VR:カソード(K)〜アノード(A)間に連続的に印加できる最大の逆方向の電圧です。
 ショットキーダイオードなどではVRが温度によって変動する製品もあるのでカタログを確認してください。

 FET(M1)がターンオンするとダイオードD1のアノードは出力電圧−Voに、他方のカソードはVccに固定され、D1のA-K間には(Vo+Vcc)の電圧が印加されます。しかし、この値はFETの場合と同じく理論値です。実際にはFETの場合と同じく各素子やパターンの寄生成分によってVo程度のスパイク(リンギング)電圧が上乗された電圧がダイオードのA-K間に印加されます。ディレーティングを80%とすればVR定格として1.2/0.8=1.5倍の値を考えればよいでしょう。

14式

trr:ダイオードの電流が反転した時の逆方向回復(リカバリー)時間です。
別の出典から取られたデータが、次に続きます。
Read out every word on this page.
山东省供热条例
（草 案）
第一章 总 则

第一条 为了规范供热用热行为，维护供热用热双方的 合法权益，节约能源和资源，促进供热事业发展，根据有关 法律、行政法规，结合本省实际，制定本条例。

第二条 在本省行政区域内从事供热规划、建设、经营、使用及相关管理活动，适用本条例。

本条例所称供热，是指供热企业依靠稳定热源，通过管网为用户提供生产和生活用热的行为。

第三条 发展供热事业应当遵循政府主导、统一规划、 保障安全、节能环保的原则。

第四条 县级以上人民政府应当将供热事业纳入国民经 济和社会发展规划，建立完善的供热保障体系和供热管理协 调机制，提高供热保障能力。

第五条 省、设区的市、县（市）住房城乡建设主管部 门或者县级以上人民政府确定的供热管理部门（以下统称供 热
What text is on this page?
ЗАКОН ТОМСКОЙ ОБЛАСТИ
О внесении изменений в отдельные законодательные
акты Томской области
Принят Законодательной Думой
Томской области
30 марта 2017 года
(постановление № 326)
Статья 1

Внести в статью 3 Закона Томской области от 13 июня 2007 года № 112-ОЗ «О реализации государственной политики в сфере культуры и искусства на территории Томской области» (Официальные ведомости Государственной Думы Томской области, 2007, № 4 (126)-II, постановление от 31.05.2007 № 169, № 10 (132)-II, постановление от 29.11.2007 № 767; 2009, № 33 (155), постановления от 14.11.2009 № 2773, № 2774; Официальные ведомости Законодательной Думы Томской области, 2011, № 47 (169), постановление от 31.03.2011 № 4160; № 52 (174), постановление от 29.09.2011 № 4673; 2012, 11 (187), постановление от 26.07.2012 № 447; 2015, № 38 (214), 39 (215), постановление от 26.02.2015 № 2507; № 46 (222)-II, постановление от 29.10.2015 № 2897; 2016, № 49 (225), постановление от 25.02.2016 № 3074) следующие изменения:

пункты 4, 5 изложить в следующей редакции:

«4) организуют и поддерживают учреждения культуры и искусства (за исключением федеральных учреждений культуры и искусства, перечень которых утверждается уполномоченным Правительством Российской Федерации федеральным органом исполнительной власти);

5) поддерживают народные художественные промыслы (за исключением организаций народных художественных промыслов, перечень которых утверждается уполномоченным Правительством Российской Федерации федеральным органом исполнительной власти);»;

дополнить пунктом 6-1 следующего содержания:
ダイオードのタイプはVRが許せばショットキー形(SBD)とし、そうでない場合は高速形(FRD)とします。この時間中はダイオードに電圧と電流が共存しますので値が大きいと損失やノイズの発生量が多くなります。
 trrの選択の考え方は他のDC/DCコンバーターと同じで、同じtrrならばリカバリー電流波形のピーク値が低い部品を選んでください。

図4
図4:ダイオード電流波形の定義

IF:順方向の平均電流です。
 当然、この値はDC/DCコンバーターの出力電流Ioよりも大きくなければなりません。目安として連続定格電流Ioの4倍以上の定格品を選定します。チップが2個組み込まれたツインダイオードの場合は仕様書を確認して合算値で判定します。AVE表示の場合は通電率を規定した断続波の平均電流です。
 損失はダイオードの通電率δDによって図5に示すように変化します。一方、X軸の平均出力電流Ioは回路の安定化制御が機能していればδによって変わりません。ですから同じ出力電流であっても小δ(高入力)ほど損失は増加します。